The SoftCell architecture leverages some properties of the EPC, that is, by considering that traffic begins at the network edge. In this way, each BS has a serving access switch e. The EPC architecture proposed in [ 17 ] uses SDN, splitting the network into three planes; i application plane, ii control plane, and iii forwarding plane.
In the forwarding plane, the EPC coexists with the access network as all the control functions are moved into the control plane. By doing so, the forwarding plane consists of virtualized network devices that perform switching and packet forwarding, according to the SDN paradigm. In addition, data caching strategies are exploited to minimize the traffic that goes through the EPC; that is, NFV techniques are used for caching popular content and store it on the EPC and access network when the network is idle, thus reducing the pressure in the data trade on behalf of binary signal bts review and SDN controllers.

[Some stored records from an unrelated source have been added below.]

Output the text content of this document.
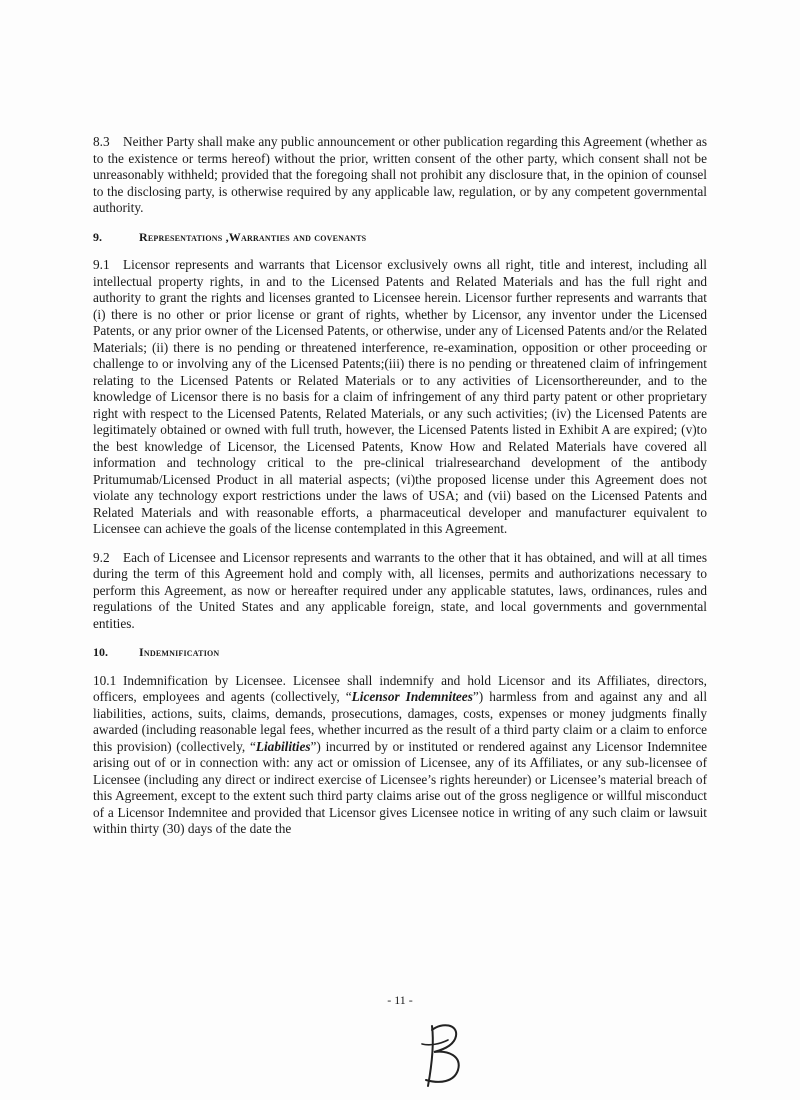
8.3 Neither Party shall make any public announcement or other publication regarding this Agreement (whether as to the existence or terms hereof) without the prior, written consent of the other party, which consent shall not be unreasonably withheld; provided that the foregoing shall not prohibit any disclosure that, in the opinion of counsel to the disclosing party, is otherwise required by any applicable law, regulation, or by any competent governmental authority.

9.	Representations ,Warranties and covenants

9.1 Licensor represents and warrants that Licensor exclusively owns all right, title and interest, including all intellectual property rights, in and to the Licensed Patents and Related Materials and has the full right and authority to grant the rights and licenses granted to Licensee herein. Licensor further represents and warrants that (i) there is no other or prior license or grant of rights, whether by Licensor, any inventor under the Licensed Patents, or any prior owner of the Licensed Patents, or otherwise, under any of Licensed Patents and/or the Related Materials; (ii) there is no pending or threatened interference, re-examination, opposition or other proceeding or challenge to or involving any of the Licensed Patents;(iii) there is no pending or threatened claim of infringement relating to the Licensed Patents or Related Materials or to any activities of Licensorthereunder, and to the knowledge of Licensor there is no basis for a claim of infringement of any third party patent or other proprietary right with respect to the Licensed Patents, Related Materials, or any such activities; (iv) the Licensed Patents are legitimately obtained or owned with full truth, however, the Licensed Patents listed in Exhibit A are expired; (v)to the best knowledge of Licensor, the Licensed Patents, Know How and Related Materials have covered all information and technology critical to the pre-clinical trialresearchand development of the antibody Pritumumab/Licensed Product in all material aspects; (vi)the proposed license under this Agreement does not violate any technology export restrictions under the laws of USA; and (vii) based on the Licensed Patents and Related Materials and with reasonable efforts, a pharmaceutical developer and manufacturer equivalent to Licensee can achieve the goals of the license contemplated in this Agreement.

9.2 Each of Licensee and Licensor represents and warrants to the other that it has obtained, and will at all times during the term of this Agreement hold and comply with, all licenses, permits and authorizations necessary to perform this Agreement, as now or hereafter required under any applicable statutes, laws, ordinances, rules and regulations of the United States and any applicable foreign, state, and local governments and governmental entities.

10.	Indemnification

10.1 Indemnification by Licensee. Licensee shall indemnify and hold Licensor and its Affiliates, directors, officers, employees and agents (collectively, “Licensor Indemnitees”) harmless from and against any and all liabilities, actions, suits, claims, demands, prosecutions, damages, costs, expenses or money judgments finally awarded (including reasonable legal fees, whether incurred as the result of a third party claim or a claim to enforce this provision) (collectively, “Liabilities”) incurred by or instituted or rendered against any Licensor Indemnitee arising out of or in connection with: any act or omission of Licensee, any of its Affiliates, or any sub-licensee of Licensee (including any direct or indirect exercise of Licensee’s rights hereunder) or Licensee’s material breach of this Agreement, except to the extent such third party claims arise out of the gross negligence or willful misconduct of a Licensor Indemnitee and provided that Licensor gives Licensee notice in writing of any such claim or lawsuit within thirty (30) days of the date the

- 11 -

In this way, latency can be minimized as content is cached locally, and better network management can be achieved through the use of virtualized EPC NFs. The proposed architectures [ 1718 ] differ from one another.
However, both of them use an SDN controller for network management and policy enforcement, under different user mobility and traffic load variations. That is, the infrastructures are deployed with simplified and virtualized network devices, whose software is decoupled from the hardware and centralized to the control entity.
Entities such as switches solely take the strategy developed by the controller and forward traffic to access trade on behalf of binary signal bts review.